Similarly, tuple, list, set, and dictionary displays allow multiple unpackings (see Expression lists and Dictionary displays):

>>>

>>> *range(4), 4

(0, 1, 2, 3, 4)

>>> [*range(4), 4]

[0, 1, 2, 3, 4]

>>> {*range(4), 4, *(5, 6, 7)}

{0, 1, 2, 3, 4, 5, 6, 7}

>>> {'x': 1, **{'y': 2}}

{'x': 1, 'y': 2}

See also

PEP 448 – Additional Unpacking Generalizations

PEP written by Joshua Landau; implemented by Neil Girdhar, Thomas Wouters, and Joshua Landau.

PEP 461 - percent formatting support for bytes and bytearray

PEP 461 adds support for the % interpolation operator to bytes and bytearray.

While interpolation is usually thought of as a string operation, there are cases where interpolation on bytes or bytearrays makes sense, and the work needed to make up for this missing functionality detracts from the overall readability of the code. This issue is particularly important when dealing with wire format protocols, which are often a mixture of binary and ASCII compatible text.

Examples:

>>>

>>> b'Hello %b!' % b'World'

b'Hello World!'

>>> b'x=%i y=%f' % (1, 2.5)

b'x=1 y=2.500000'

Unicode is not allowed for %b, but it is accepted by %a (equivalent of repr(obj).encode('ascii', 'backslashreplace')):

>>>

>>> b'Hello %b!' % 'World'

Traceback (most recent call last):

File "", line 1, in

TypeError: %b requires bytes, or an object that implements __bytes__, not 'str'

>>> b'price: %a' % '10?'

b"price: '10\\u20ac'"

Note that %s and %r conversion types, although supported, should only be used in codebases that need compatibility with Python 2.

See also

PEP 461 – Adding % formatting to bytes and bytearray

PEP written by Ethan Furman; implemented by Neil Schemenauer and Ethan Furman.

PEP 484 - Type Hints

Function annotation syntax has been a Python feature since version 3.0 (PEP 3107), however the semantics of annotations has been left undefined.

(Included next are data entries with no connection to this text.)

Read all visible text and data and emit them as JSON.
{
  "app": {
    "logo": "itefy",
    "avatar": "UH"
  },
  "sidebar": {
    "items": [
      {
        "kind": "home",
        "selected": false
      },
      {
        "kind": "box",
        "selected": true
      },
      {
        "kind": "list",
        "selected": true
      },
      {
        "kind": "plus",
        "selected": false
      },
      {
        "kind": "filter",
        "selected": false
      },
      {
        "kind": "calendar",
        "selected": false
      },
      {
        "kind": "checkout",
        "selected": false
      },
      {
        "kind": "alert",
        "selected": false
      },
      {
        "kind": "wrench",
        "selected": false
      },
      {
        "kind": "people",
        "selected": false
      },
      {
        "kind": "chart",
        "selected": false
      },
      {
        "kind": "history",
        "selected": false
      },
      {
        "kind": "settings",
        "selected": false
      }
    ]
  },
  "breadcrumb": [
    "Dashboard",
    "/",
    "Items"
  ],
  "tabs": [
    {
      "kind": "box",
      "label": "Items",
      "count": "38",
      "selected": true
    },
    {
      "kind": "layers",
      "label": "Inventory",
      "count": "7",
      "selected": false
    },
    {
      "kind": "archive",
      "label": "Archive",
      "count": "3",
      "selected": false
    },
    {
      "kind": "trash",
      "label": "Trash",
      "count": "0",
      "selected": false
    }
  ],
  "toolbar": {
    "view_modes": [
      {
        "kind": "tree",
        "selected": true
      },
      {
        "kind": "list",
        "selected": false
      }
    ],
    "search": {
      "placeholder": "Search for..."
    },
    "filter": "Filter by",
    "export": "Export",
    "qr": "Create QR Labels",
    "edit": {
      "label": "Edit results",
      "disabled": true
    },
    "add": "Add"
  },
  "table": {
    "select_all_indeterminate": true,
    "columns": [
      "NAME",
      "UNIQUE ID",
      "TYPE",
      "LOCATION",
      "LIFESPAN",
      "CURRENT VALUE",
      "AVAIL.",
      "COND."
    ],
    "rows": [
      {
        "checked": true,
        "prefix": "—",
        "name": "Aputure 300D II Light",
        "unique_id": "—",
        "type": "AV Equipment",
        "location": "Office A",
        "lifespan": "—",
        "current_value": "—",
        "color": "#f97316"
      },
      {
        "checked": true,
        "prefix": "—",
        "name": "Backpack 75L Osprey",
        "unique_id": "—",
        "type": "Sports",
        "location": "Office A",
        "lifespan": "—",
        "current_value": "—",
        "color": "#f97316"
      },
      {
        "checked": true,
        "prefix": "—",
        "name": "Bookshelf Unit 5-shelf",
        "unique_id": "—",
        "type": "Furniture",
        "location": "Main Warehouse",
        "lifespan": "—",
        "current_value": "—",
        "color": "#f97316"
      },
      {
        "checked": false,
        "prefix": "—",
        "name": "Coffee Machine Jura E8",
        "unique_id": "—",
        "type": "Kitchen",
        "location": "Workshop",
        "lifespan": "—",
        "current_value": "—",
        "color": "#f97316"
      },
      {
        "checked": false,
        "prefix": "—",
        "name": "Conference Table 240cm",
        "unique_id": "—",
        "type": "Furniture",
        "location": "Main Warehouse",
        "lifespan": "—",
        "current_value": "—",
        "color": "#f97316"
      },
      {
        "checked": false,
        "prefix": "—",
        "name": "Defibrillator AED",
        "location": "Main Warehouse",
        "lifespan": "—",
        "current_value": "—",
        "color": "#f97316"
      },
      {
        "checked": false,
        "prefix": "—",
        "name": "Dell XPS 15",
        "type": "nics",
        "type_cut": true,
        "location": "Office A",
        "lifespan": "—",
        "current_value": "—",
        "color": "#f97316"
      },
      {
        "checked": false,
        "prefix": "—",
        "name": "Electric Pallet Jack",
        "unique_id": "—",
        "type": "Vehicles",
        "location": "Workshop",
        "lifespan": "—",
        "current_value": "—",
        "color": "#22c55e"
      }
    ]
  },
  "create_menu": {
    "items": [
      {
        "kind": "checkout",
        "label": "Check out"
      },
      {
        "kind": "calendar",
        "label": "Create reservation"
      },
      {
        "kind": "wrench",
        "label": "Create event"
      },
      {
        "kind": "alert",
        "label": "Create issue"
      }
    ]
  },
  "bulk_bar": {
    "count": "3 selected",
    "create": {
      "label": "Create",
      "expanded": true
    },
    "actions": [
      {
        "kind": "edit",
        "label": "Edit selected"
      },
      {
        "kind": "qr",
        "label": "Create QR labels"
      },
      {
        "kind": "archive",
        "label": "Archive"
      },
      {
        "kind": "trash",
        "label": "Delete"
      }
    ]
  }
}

Experience has shown that the majority of function annotation uses were to provide type hints to function parameters and return values. It became evident that it would be beneficial for Python users, if the standard library included the base definitions and tools for type annotations.

PEP 484 introduces a provisional module to provide these standard definitions and tools, along with some conventions for situations where annotations are not available.

For example, here is a simple function whose argument and return type are declared in the annotations:

def greeting(name: str) -> str:

return 'Hello ' + name

While these annotations are available at runtime through the usual __annotations__ attribute, no automatic type checking happens at runtime.